After running SVM on the breast cancer subtype \( C \in BCS\), we calculate the receiver operating characteristic (ROC) curve and the area under the curve (AUC) to evaluate the efficiency of the biomarkers, \(Bio\_DEG^{C}\), in distinguishing the breast cancer subtype from the others. The caret44, plotROC45, MLmetrics46, and ggplot47 R packages are utilized to implement the SVM algorithm and to calculate and illustrate the ROC curves.
Results
In this section, we offer a step-by-step representation of the results obtained from executing the pipeline outlined in Fig. 1 for biomarker detection to distinguish breast cancer subtypes.
Dataset
Figure 2 illustrates the outcomes of the initial step in the Pre_CLM_BCS pipeline. During this phase, we extract gene expression of 30,480 genes, encompassing mRNA, miRNA, circRNA, and lncRNA. After the completion of the first and second data preprocessing stages within this step, we narrow down the initial gene pool to 14,056 genes. The figure also breaks down the retained genes by their respective types.
Furthermore, after the third data preprocessing step, we remove105 out of 193 samples for the basal-like subtype, 119 out of 219 for luminal B, 67 out of 143 for the normal-like, 329 out of 581 for luminal A and 40 out of 82 for HER2+ subtypes of breast cancer as outlier data. Finally, for each subtype \(C \in BCS\), we have a dataset as \(\Delta^{C}\) which includes gene expression data of 14,056 genes and \(n\) samples. The value of \(n\) varies depending on the cancer type. Specifically, for basal-like, luminal B, normal-like, luminal A, and HER2+ subtypes, we found 88, 100, 76, 252, and 42 samples, respectively.
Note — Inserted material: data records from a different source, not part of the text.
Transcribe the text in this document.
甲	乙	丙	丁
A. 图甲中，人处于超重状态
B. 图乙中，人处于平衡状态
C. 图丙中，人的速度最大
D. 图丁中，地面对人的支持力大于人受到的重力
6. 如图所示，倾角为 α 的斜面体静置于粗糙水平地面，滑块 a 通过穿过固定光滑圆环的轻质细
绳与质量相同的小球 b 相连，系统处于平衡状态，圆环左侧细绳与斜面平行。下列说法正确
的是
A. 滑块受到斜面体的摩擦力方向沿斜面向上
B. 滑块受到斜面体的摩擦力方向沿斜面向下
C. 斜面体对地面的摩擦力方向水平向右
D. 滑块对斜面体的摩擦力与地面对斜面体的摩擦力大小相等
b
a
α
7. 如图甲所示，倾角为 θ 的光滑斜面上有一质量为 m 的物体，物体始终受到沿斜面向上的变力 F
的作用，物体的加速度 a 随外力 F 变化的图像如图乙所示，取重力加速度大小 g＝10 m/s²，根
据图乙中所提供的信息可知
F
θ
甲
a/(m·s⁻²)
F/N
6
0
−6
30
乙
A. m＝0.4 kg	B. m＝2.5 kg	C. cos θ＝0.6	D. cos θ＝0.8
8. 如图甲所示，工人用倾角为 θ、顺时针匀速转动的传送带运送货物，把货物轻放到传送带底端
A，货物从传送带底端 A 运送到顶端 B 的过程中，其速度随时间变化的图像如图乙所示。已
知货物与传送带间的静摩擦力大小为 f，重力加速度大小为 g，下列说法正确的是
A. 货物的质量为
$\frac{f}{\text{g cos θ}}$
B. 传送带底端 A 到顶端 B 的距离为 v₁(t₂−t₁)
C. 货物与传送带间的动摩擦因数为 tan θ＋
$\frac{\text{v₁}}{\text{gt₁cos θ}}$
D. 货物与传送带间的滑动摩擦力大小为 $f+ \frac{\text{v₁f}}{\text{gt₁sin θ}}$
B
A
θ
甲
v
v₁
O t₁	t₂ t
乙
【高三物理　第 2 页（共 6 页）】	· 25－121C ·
Supplementary Figure S1 exhibits dendrograms illustrating the hierarchical clustering of samples conducted for outlier detection.
Primary ceRNA networks
We define \(P^{C} = \left( {N^{C} ,E^{C} } \right)\) to represent each subtype \(C \in BCS\) as the primary ceRNA network using the dataset \(\Delta^{C}\). Table 1 shows the number of RNAs (\(|N^{C} |\)) and the number of edges among RNAs (\(\left| {E^{C} } \right|\)) for each subtype \(C \in BCS\). Figure 3 illustrates the presence of mRNAs, lncRNAs and circRNAs in the primary ceRNA of each breast cancer subtype.
Specific ceRNA networks
For each breast cancer subtype \(C \in BCS\), the specific ceRNA network named \(sCENT^{C} = \left( {N_{sCENT}^{C} ,E_{sCENT}^{C} } \right)\) is derived by removing the common ceRNA network (\(cCENT\)) from the primary ceRNA network \(P^{C}\). After removing the \(cCENT\) network from the primary ceRNA network, we lose 8, 11, 2, 3 and 13 RNAs from the corresponding specific ceRNA networks for basal-like, luminal B, normal-like, luminal A and HER2+, respectively. Figure 4 compares the number of edges in \(sCENT^{C}\) (\(|E_{sCENT}^{C}\)|) with the edges in the primary ceRNA network \(P^{C}\) for each breast cancer subtype \(C \in BCS\).
Module detection
We select a set of modules as \(LC - MODUL^{C}\) including at least one lncRNA or circRNA. Figures 5, 6, 7, 8, and 9 depict these modules for basal-like, luminal B, normal-like, luminal A, and HER2+ subtypes, respectively. Notably, it is observed that in specific modules, such as module A in the basal-like subtype, module B in the luminal A subtype, and module A in the normal-like subtype, multiple circRNAs interacting with a single mRNA gene. This finding indicates that, despite lower expression levels of circRNAs compared to other RNA molecules, circRNAs play crucial roles in regulating specific mechanisms in different breast cancer subtypes48.
Enrichment analysis
Enriched GO terms and pathways associated with the modules in \( LC - MODUL^{C}\), for each subtype of cancer \( C\) are analyzed to identify their involvement in specific pathways and processes. The significant processes enriched by these modules in each breast cancer subtype can be categorized into three major groups: cancer-related processes, immune-related processes, and oncogenic signaling pathways in cancer.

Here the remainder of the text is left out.